I am new to R and have been trying to implement a code setup to analyses gene expression and genetic mutation status to predict outcomes in breast cancer patients.
the original code was published in Nature for Acute myeloid Leukemia data sets and can be downloaded from: http://www.nature.com/ncomms/2015/150109/ncomms6901/full/ncomms6901.html
following supplemental data 4 code
I am unable to replicate their data, as there is a code error in the data.frame
I am able to load all of my data from cBioportal using the following code:
mycgds <- CGDS("http://www.cbioportal.org/public-portal/")
brca_tcga <- getCancerStudies(mycgds)[15,1] ## 15 for BRCA
cases <- getCaseLists(mycgds,brca_tcga)[8,1] ## 8 for RNA expression z scores
g <- lapply(split(as.numeric(entrez), seq_along(entrez)%/%500), function(genes) getProfileData(mycgds,genes,getGeneticProfiles(mycgds,brca_tcga)[2,1],cases)) ## loads my sample information into a data.frame "g"

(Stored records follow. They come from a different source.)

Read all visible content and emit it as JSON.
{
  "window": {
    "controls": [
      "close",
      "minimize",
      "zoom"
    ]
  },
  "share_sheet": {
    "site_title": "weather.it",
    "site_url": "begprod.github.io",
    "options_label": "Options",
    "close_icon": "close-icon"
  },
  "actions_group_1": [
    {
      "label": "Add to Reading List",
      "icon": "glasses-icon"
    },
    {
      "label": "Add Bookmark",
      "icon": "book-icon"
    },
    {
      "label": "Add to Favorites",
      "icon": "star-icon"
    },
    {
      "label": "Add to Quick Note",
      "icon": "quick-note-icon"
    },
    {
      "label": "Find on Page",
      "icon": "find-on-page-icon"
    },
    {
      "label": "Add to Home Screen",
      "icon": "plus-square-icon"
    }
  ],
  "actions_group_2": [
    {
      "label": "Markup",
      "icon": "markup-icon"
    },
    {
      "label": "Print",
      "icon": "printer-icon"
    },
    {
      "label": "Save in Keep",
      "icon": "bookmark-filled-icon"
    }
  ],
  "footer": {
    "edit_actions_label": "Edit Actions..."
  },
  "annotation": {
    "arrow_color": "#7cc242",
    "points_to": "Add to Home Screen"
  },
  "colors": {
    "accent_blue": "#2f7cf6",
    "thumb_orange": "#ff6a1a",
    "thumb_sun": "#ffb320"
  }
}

then I try to impliment following code:
g <- do.call("cbind", g)
which yields an error-
> g <- do.call("cbind", g)
Error in data.frame(..., check.names = FALSE) :
arguments imply differing number of rows: 173, 0
I have tried to follow threads but some of them are above my head, I am not sure if something went wrong in constructing the data.frame or where to begin to fix this issue. Any assistance would be appreciated or pointing me to a good document explaining whats going on.
I can print my data by calling g:
WDR38 WDR63 WDR86 ZBED9 ZCWPW2 ZNF283 ZNF300P1 ZNF418 ZNF600
TCGA.AB.2803.03 NA NA NA NA NA NA NA NA NA
TCGA.AB.2805.03 NA NA NA NA NA NA NA NA NA
TCGA.AB.2806.03 NA NA NA NA NA NA NA NA NA
TCGA.AB.2807.03 NA NA NA NA NA NA NA NA NA
TCGA.AB.2808.03 NA NA NA NA NA NA NA NA NA
small example, but am unable to go through the next step of code.
:-(
Thank you all for any assistance or education you may provide!